In the treatment of chronic prostatitis, it is necessary to simultaneously use several drugs and methods that act on different parts of the pathogenesis and allow the elimination of the infectious agent, the normalization of blood circulation in the prostate, adequate drainage of the prostatic acini, especially in peripheral areas, normalization of the level of essential hormones and immune reactions. Antibacterial, anticholinergic, immunomodulatory drugs, NSAIDs, angioprotectors, vasodilators, prostate massage are recommended, and alpha-blocker therapy is also possible.

Other treatments

Other types of treatment provided on an outpatient basis:

  • transrectal microwave hyperthermia;
  • physiotherapy (laser therapy, mud therapy, phonoelectrophoresis).
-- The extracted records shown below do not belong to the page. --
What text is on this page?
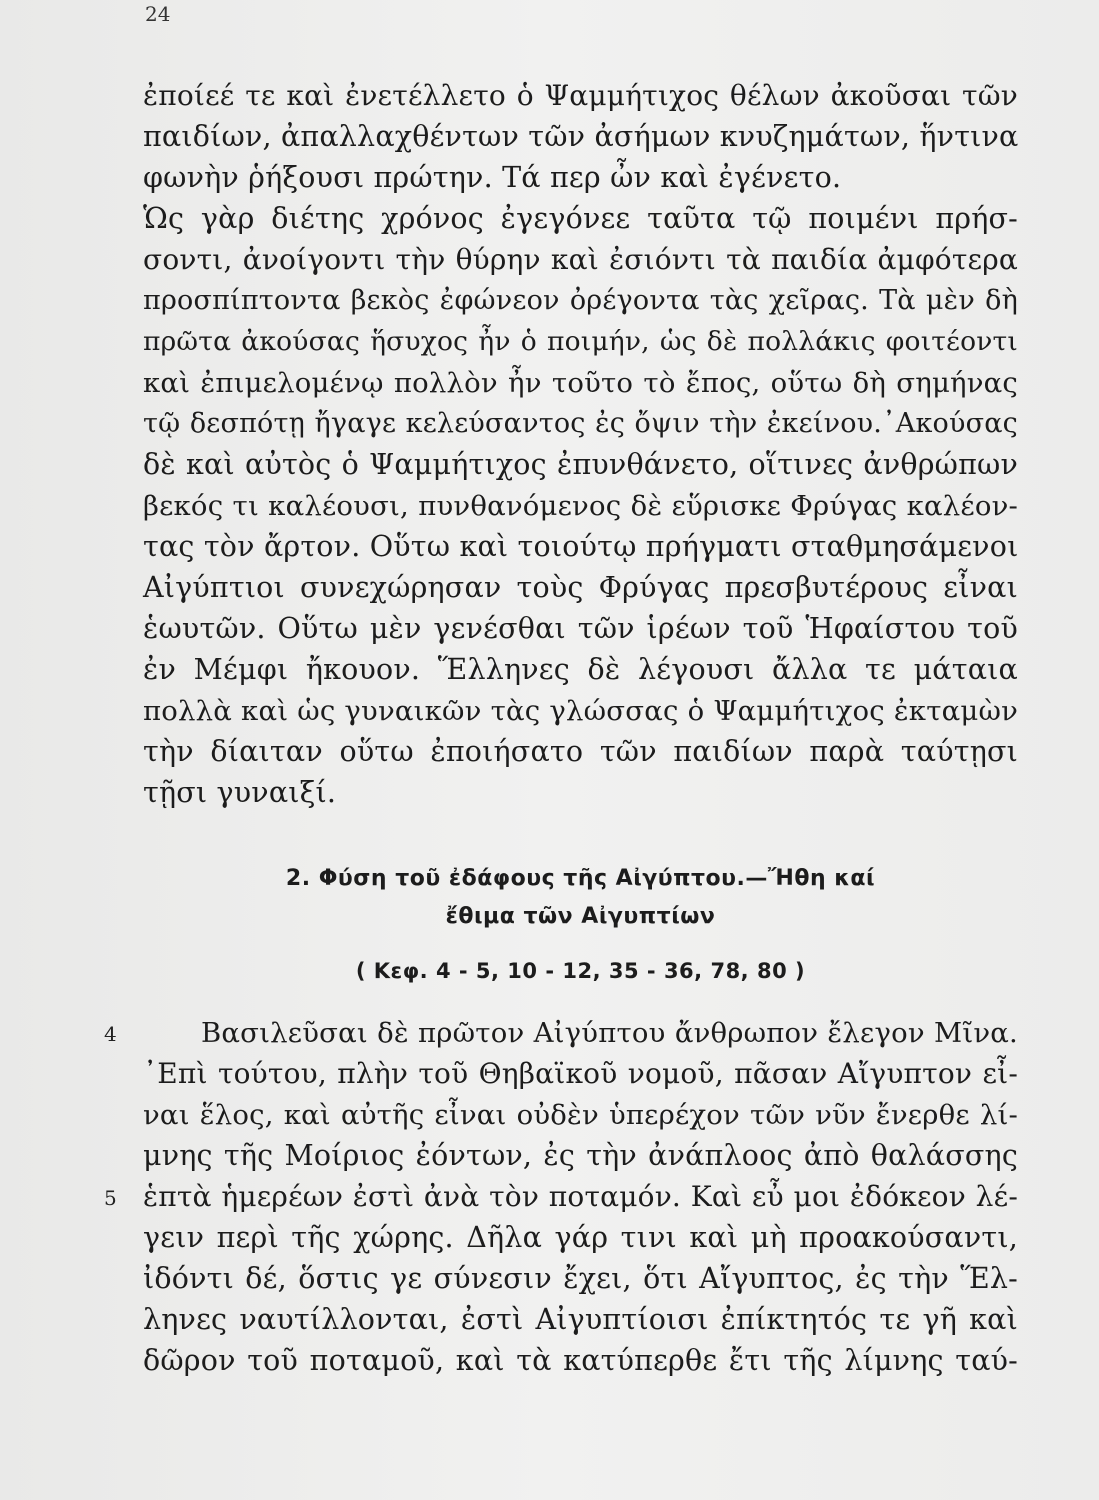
24
ἐποίεέ τε καὶ ἐνετέλλετο ὁ Ψαμμήτιχος θέλων ἀκοῦσαι τῶν
παιδίων, ἀπαλλαχθέντων τῶν ἀσήμων κνυζημάτων, ἥντινα
φωνὴν ῥήξουσι πρώτην. Τά περ ὦν καὶ ἐγένετο.
Ὡς γὰρ διέτης χρόνος ἐγεγόνεε ταῦτα τῷ ποιμένι πρήσ-
σοντι, ἀνοίγοντι τὴν θύρην καὶ ἐσιόντι τὰ παιδία ἀμφότερα
προσπίπτοντα βεκὸς ἐφώνεον ὀρέγοντα τὰς χεῖρας. Τὰ μὲν δὴ
πρῶτα ἀκούσας ἥσυχος ἦν ὁ ποιμήν, ὡς δὲ πολλάκις φοιτέοντι
καὶ ἐπιμελομένῳ πολλὸν ἦν τοῦτο τὸ ἔπος, οὕτω δὴ σημήνας
τῷ δεσπότῃ ἤγαγε κελεύσαντος ἐς ὄψιν τὴν ἐκείνου.᾿Ακούσας
δὲ καὶ αὐτὸς ὁ Ψαμμήτιχος ἐπυνθάνετο, οἵτινες ἀνθρώπων
βεκός τι καλέουσι, πυνθανόμενος δὲ εὕρισκε Φρύγας καλέον-
τας τὸν ἄρτον. Οὕτω καὶ τοιούτῳ πρήγματι σταθμησάμενοι
Αἰγύπτιοι συνεχώρησαν τοὺς Φρύγας πρεσβυτέρους εἶναι
ἑωυτῶν. Οὕτω μὲν γενέσθαι τῶν ἱρέων τοῦ Ἡφαίστου τοῦ
ἐν Μέμφι ἤκουον. Ἕλληνες δὲ λέγουσι ἄλλα τε μάταια
πολλὰ καὶ ὡς γυναικῶν τὰς γλώσσας ὁ Ψαμμήτιχος ἐκταμὼν
τὴν δίαιταν οὕτω ἐποιήσατο τῶν παιδίων παρὰ ταύτῃσι
τῇσι γυναιξί.
2. Φύση τοῦ ἐδάφους τῆς Αἰγύπτου.—Ἤθη καί
ἔθιμα τῶν Αἰγυπτίων
( Κεφ. 4 - 5, 10 - 12, 35 - 36, 78, 80 )
4
5
Βασιλεῦσαι δὲ πρῶτον Αἰγύπτου ἄνθρωπον ἔλεγον Μῖνα.
᾿Επὶ τούτου, πλὴν τοῦ Θηβαϊκοῦ νομοῦ, πᾶσαν Αἴγυπτον εἶ-
ναι ἕλος, καὶ αὐτῆς εἶναι οὐδὲν ὑπερέχον τῶν νῦν ἔνερθε λί-
μνης τῆς Μοίριος ἐόντων, ἐς τὴν ἀνάπλοος ἀπὸ θαλάσσης
ἑπτὰ ἡμερέων ἐστὶ ἀνὰ τὸν ποταμόν. Καὶ εὖ μοι ἐδόκεον λέ-
γειν περὶ τῆς χώρης. Δῆλα γάρ τινι καὶ μὴ προακούσαντι,
ἰδόντι δέ, ὅστις γε σύνεσιν ἔχει, ὅτι Αἴγυπτος, ἐς τὴν Ἕλ-
ληνες ναυτίλλονται, ἐστὶ Αἰγυπτίοισι ἐπίκτητός τε γῆ καὶ
δῶρον τοῦ ποταμοῦ, καὶ τὰ κατύπερθε ἔτι τῆς λίμνης ταύ-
Other types of services provided at the stationary level:

  • transrectal microwave hyperthermia;
  • physiotherapy (laser therapy, mud therapy, phonoelectrophoresis).

Other types of treatment provided in the emergency stage: not provided.

surgical intervention

Surgical interventions performed on an outpatient basis: not performed.

Surgical intervention performed in a hospital environment.

Guys:

Transurethral incision at 5, 7 and 12 hours.

Indications:

It is performed in the hospital setting if the patient has prostatic fibrosis with a clinical picture of bladder outlet obstruction.

Guys:

transurethral resection

Indications:

use for calculous prostatitis (especially when stones that cannot be treated conservatively are located in the central, transient and periurethral zones).

Guys:

Resection of the spermatic tubercle.

Indications:

with sclerosis of the seminal tubercle, accompanied by occlusion of the ejaculatory and excretory ducts of the prostate.

Preventive measures:

  • abandon bad habits;
  • eliminate the influence of harmful influences (cold, physical inactivity, prolonged sexual abstinence, etc. );
  • diet;
  • spa treatment;
  • normalization of sexual life.

Additional management:

  • observation by a urologist 4 times a year;
  • Prostate ultrasound and residual urine in the bladder, DRE, IPSS, prostate secretion 4 times a year.

Indicators of treatment effectiveness and safety of the diagnostic and treatment methods described in the protocol:

  • absence or reduction of characteristic complaints (pain or discomfort in the pelvis, perineum, suprapubic region, inguinal areas of the pelvis, scrotum, rectum);
  • reduction or absence of swelling and tenderness of the prostate gland based on DRE results;
  • reduction of inflammatory indicators of prostate secretion;
  • Reduction in swelling and size of the prostate according to ultrasound.